こうした問題に対処するノウハウを豊富に持っているのが、日本ではバブル崩壊後の1990年代に知られるようになった「アウトプレースメント会社」だ。もともとリストラを行う大企業が社員の再雇用支援を依頼する会社であり、ベテラン社員への気配りは、重要な仕事の一つだ。
とりわけ、1990年代にリストラの対象になった人たちは、終身雇用制の時代に入社して会社一筋で頑張ってきた世代。「なぜ自分がリストラされなくてはいけないのか」「今までの自分の人生は何だったのか」。そういった悩みや苦しみに寄り添いながら、新しい職場で生きがいを再発見するサポートを行うのがアウトプレースメント会社の仕事だった。転職に伴うカルチャーショックへの対応、プライドにこだわらない考え方の指南、人生設計も含めた年収格差のすり合わせなどについても、粘り強く行っていたと聞く。

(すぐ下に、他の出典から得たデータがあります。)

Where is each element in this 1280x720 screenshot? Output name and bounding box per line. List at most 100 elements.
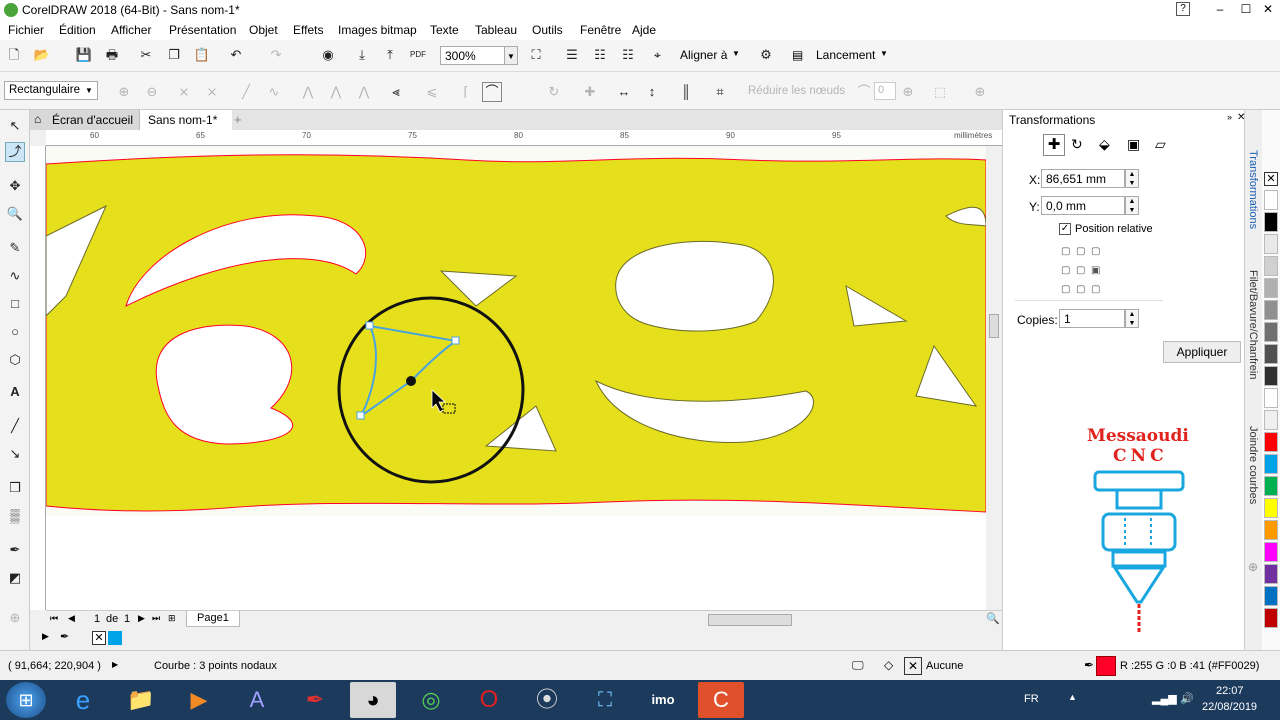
to-line-icon[interactable]: ╱ [236,82,256,102]
zoom-tool-icon[interactable]: 🔍 [5,204,25,224]
align-nodes-icon[interactable]: ↔ [614,82,634,102]
smoothness-field[interactable]: 0 [874,82,896,100]
media-taskbar-icon[interactable]: ▶ [176,682,222,718]
palette-swatch[interactable] [1264,520,1278,540]
apply-button[interactable]: Appliquer [1163,341,1241,363]
zoom-dropdown-icon[interactable]: ▼ [504,46,518,65]
launch-dropdown[interactable]: ▤ Lancement ▼ [792,48,896,66]
break-curve-icon[interactable]: ⨯ [202,82,222,102]
docker-tab-join-curves[interactable]: Joindre courbes [1247,426,1259,504]
page-tab[interactable]: Page1 [186,611,240,627]
open-folder-icon[interactable]: 📂 [32,45,52,65]
palette-swatch[interactable] [1264,366,1278,386]
volume-icon[interactable]: 🔊 [1180,692,1194,705]
text-tool-icon[interactable]: A [5,382,25,402]
cut-icon[interactable]: ✂ [136,45,156,65]
palette-swatch[interactable] [1264,454,1278,474]
freehand-tool-icon[interactable]: ✎ [5,238,25,258]
import-icon[interactable]: ⤓ [352,45,372,65]
menu-aide[interactable]: Ajde [632,23,656,37]
redo-icon[interactable]: ↷ [266,45,286,65]
bounding-box-icon[interactable]: ⬚ [930,82,950,102]
add-docker-icon[interactable]: ⊕ [1248,560,1258,574]
eyedropper-icon[interactable]: ✒ [5,540,25,560]
outline-pen-icon[interactable]: ✒ [1084,658,1094,672]
zoom-fit-icon[interactable]: 🔍 [986,612,1000,625]
fill-icon[interactable]: ◇ [884,658,893,672]
scroll-thumb[interactable] [989,314,999,338]
opera-taskbar-icon[interactable]: O [466,682,512,718]
show-guidelines-icon[interactable]: ☷ [618,45,638,65]
y-spinner[interactable]: ▲ ▼ [1125,196,1139,215]
shape-tool-icon[interactable]: ⤴ [5,142,25,162]
help-icon[interactable]: ? [1176,2,1190,16]
polygon-tool-icon[interactable]: ⬡ [5,350,25,370]
fill-none-swatch[interactable]: ✕ [904,657,922,675]
tab-document[interactable]: Sans nom-1* [140,110,232,130]
palette-menu-icon[interactable]: ▶ [42,631,49,642]
extend-curve-icon[interactable]: ⩽ [422,82,442,102]
color-proof-icon[interactable]: 🖵 [852,658,864,673]
print-icon[interactable]: 🖶 [102,45,122,65]
undo-icon[interactable]: ↶ [226,45,246,65]
menu-images-bitmap[interactable]: Images bitmap [338,23,417,37]
palette-swatch[interactable] [1264,410,1278,430]
new-tab-icon[interactable]: + [234,112,242,127]
slides-taskbar-icon[interactable]: C [698,682,744,718]
x-position-field[interactable]: 86,651 mm [1041,169,1125,188]
anchor-grid[interactable]: ▢ ▢ ▢ ▢ ▢ ▣ ▢ ▢ ▢ [1061,242,1117,295]
palette-swatch[interactable] [1264,212,1278,232]
rotate-nodes-icon[interactable]: ✚ [580,82,600,102]
coreldraw-taskbar-icon[interactable]: A [234,682,280,718]
active-app-taskbar-icon[interactable]: ◕ [350,682,396,718]
ie-taskbar-icon[interactable]: e [60,682,106,718]
first-page-icon[interactable]: ⏮ [50,613,58,624]
docker-tab-fillet[interactable]: Filet/Bavure/Chanfrein [1247,270,1259,379]
smooth-node-icon[interactable]: ⋀ [326,82,346,102]
show-rulers-icon[interactable]: ☰ [562,45,582,65]
delete-node-icon[interactable]: ⊖ [142,82,162,102]
y-position-field[interactable]: 0,0 mm [1041,196,1125,215]
docker-expand-icon[interactable]: » [1227,112,1232,122]
ellipse-tool-icon[interactable]: ○ [5,322,25,342]
no-color-swatch[interactable]: ✕ [1264,172,1278,186]
zoom-level-field[interactable]: 300% [440,46,512,65]
minimize-button[interactable]: – [1210,0,1230,20]
palette-swatch[interactable] [1264,278,1278,298]
elastic-mode-icon[interactable]: ║ [676,82,696,102]
to-curve-icon[interactable]: ∿ [264,82,284,102]
selection-mode-select[interactable]: Rectangulaire [4,81,98,100]
close-button[interactable]: ✕ [1258,0,1278,20]
cusp-node-icon[interactable]: ⋀ [298,82,318,102]
vertical-scrollbar[interactable] [986,146,1002,610]
imo-taskbar-icon[interactable]: imo [640,682,686,718]
palette-swatch[interactable] [1264,586,1278,606]
extract-subpath-icon[interactable]: ⌈ [456,82,476,102]
add-tool-icon[interactable]: ⊕ [970,82,990,102]
parallel-dimension-icon[interactable]: ╱ [5,416,25,436]
palette-swatch[interactable] [1264,234,1278,254]
symmetric-node-icon[interactable]: ⋀ [354,82,374,102]
maximize-button[interactable]: ☐ [1236,0,1256,20]
outline-color-swatch[interactable] [1096,656,1116,676]
recorder-taskbar-icon[interactable]: ⦿ [524,682,570,718]
menu-objet[interactable]: Objet [249,23,278,37]
select-all-nodes-icon[interactable]: ⌗ [710,82,730,102]
publish-pdf-icon[interactable]: PDF [408,45,428,65]
menu-afficher[interactable]: Afficher [111,23,151,37]
rotate-mode-icon[interactable]: ↻ [1071,136,1083,153]
palette-swatch[interactable] [1264,300,1278,320]
drawing-canvas[interactable] [46,146,986,610]
add-node-icon[interactable]: ⊕ [114,82,134,102]
network-app-taskbar-icon[interactable]: ◎ [408,682,454,718]
menu-fichier[interactable]: Fichier [8,23,44,37]
palette-swatch[interactable] [1264,564,1278,584]
add-page-icon[interactable]: ⊞ [168,613,176,624]
paste-icon[interactable]: 📋 [192,45,212,65]
explorer-taskbar-icon[interactable]: 📁 [118,682,164,718]
pick-tool-icon[interactable]: ↖ [5,116,25,136]
prev-page-icon[interactable]: ◀ [68,613,75,624]
close-curve-icon[interactable]: ⌒ [482,82,502,102]
x-spinner[interactable]: ▲ ▼ [1125,169,1139,188]
save-icon[interactable]: 💾 [74,45,94,65]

しかし、一般的な人材紹介会社には、そういった特別なノウハウを持つところは少ない。近年、ベテラン人材への求人は増えてきたといっても、基本的には若手・中堅人材と同じ対応になってしまう。救いは現在のベテラン人材は転職や中途採用が一般的になった時代を経験していることだろう。

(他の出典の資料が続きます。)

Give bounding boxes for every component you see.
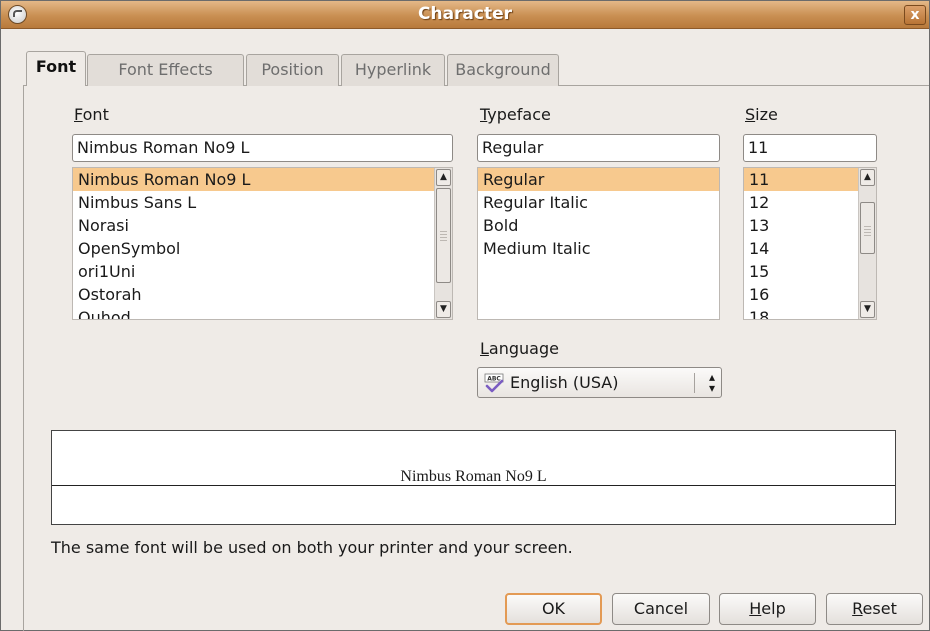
- list-item[interactable]: Ouhod: [73, 306, 452, 319]
- character-dialog: Character x Font Font Effects Position H…: [0, 0, 930, 631]
- svg-text:ABC: ABC: [487, 376, 501, 383]
- combo-separator: [694, 373, 695, 393]
- list-item[interactable]: Nimbus Roman No9 L: [73, 168, 452, 191]
- scroll-down-icon[interactable]: ▼: [860, 301, 875, 318]
- list-item[interactable]: OpenSymbol: [73, 237, 452, 260]
- list-item[interactable]: Bold: [478, 214, 719, 237]
- list-item[interactable]: Regular: [478, 168, 719, 191]
- scroll-thumb[interactable]: [860, 202, 875, 254]
- font-list[interactable]: Nimbus Roman No9 L Nimbus Sans L Norasi …: [72, 167, 453, 320]
- typeface-list[interactable]: Regular Regular Italic Bold Medium Itali…: [477, 167, 720, 320]
- list-item[interactable]: 13: [744, 214, 876, 237]
- language-label: Language: [480, 339, 559, 358]
- close-button[interactable]: x: [904, 5, 926, 25]
- reset-button[interactable]: Reset: [826, 593, 923, 625]
- list-item[interactable]: Ostorah: [73, 283, 452, 306]
- list-item[interactable]: 15: [744, 260, 876, 283]
- scroll-thumb[interactable]: [436, 188, 451, 283]
- font-preview: Nimbus Roman No9 L: [51, 430, 896, 525]
- language-select[interactable]: ABC English (USA) ▴ ▾: [477, 367, 722, 398]
- scroll-up-icon[interactable]: ▲: [436, 169, 451, 186]
- size-field[interactable]: 11: [743, 134, 877, 162]
- tab-position[interactable]: Position: [246, 54, 339, 86]
- font-label: Font: [74, 105, 109, 124]
- window-title: Character: [417, 4, 513, 24]
- spellcheck-abc-icon: ABC: [484, 373, 504, 393]
- ok-button[interactable]: OK: [505, 593, 602, 625]
- tab-background[interactable]: Background: [447, 54, 559, 86]
- list-item[interactable]: ori1Uni: [73, 260, 452, 283]
- tab-font[interactable]: Font: [26, 51, 86, 86]
- font-name-field[interactable]: Nimbus Roman No9 L: [72, 134, 453, 162]
- typeface-label: Typeface: [480, 105, 551, 124]
- font-list-scrollbar[interactable]: ▲ ▼: [434, 168, 452, 319]
- list-item[interactable]: 12: [744, 191, 876, 214]
- list-item[interactable]: Medium Italic: [478, 237, 719, 260]
- title-bar[interactable]: Character x: [1, 1, 929, 29]
- list-item[interactable]: Nimbus Sans L: [73, 191, 452, 214]
- tab-hyperlink[interactable]: Hyperlink: [341, 54, 445, 86]
- size-list[interactable]: 11 12 13 14 15 16 18 ▲ ▼: [743, 167, 877, 320]
- info-text: The same font will be used on both your …: [51, 538, 573, 557]
- list-item[interactable]: 16: [744, 283, 876, 306]
- list-item[interactable]: Regular Italic: [478, 191, 719, 214]
- tab-font-effects[interactable]: Font Effects: [87, 54, 244, 86]
- list-item[interactable]: Norasi: [73, 214, 452, 237]
- size-list-scrollbar[interactable]: ▲ ▼: [858, 168, 876, 319]
- language-value: English (USA): [510, 373, 619, 392]
- size-label: Size: [745, 105, 778, 124]
- cancel-button[interactable]: Cancel: [612, 593, 710, 625]
- list-item[interactable]: 11: [744, 168, 876, 191]
- typeface-field[interactable]: Regular: [477, 134, 720, 162]
- help-button[interactable]: Help: [719, 593, 816, 625]
- scroll-up-icon[interactable]: ▲: [860, 169, 875, 186]
- scroll-down-icon[interactable]: ▼: [436, 301, 451, 318]
- updown-arrows-icon: ▴ ▾: [708, 370, 715, 395]
- list-item[interactable]: 18: [744, 306, 876, 319]
- list-item[interactable]: 14: [744, 237, 876, 260]
- preview-text: Nimbus Roman No9 L: [398, 468, 549, 485]
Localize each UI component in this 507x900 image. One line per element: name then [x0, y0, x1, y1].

「実は私も過去に二度、転職を経験していましてね。前回を最後にしたいと思っていたのですが、また人材会社さんにお世話になることになってしまいました」
笑いながらこう話してくれるような方でも、ベテランになって若手・中堅時代より対応力、順応力が落ちているケースもあるので気は抜けない。介護などでストレスがたまっていて、小さいことがとても気になる、ということもあるだろう。
「これからの人材紹介には、アウトプレースメント会社が持っているような、ベテラン人材をケアするノウハウが求められるのかもしれないな」
経験豊富な人材の転職相談に乗る時には、ふと、そう考えてしまうのである。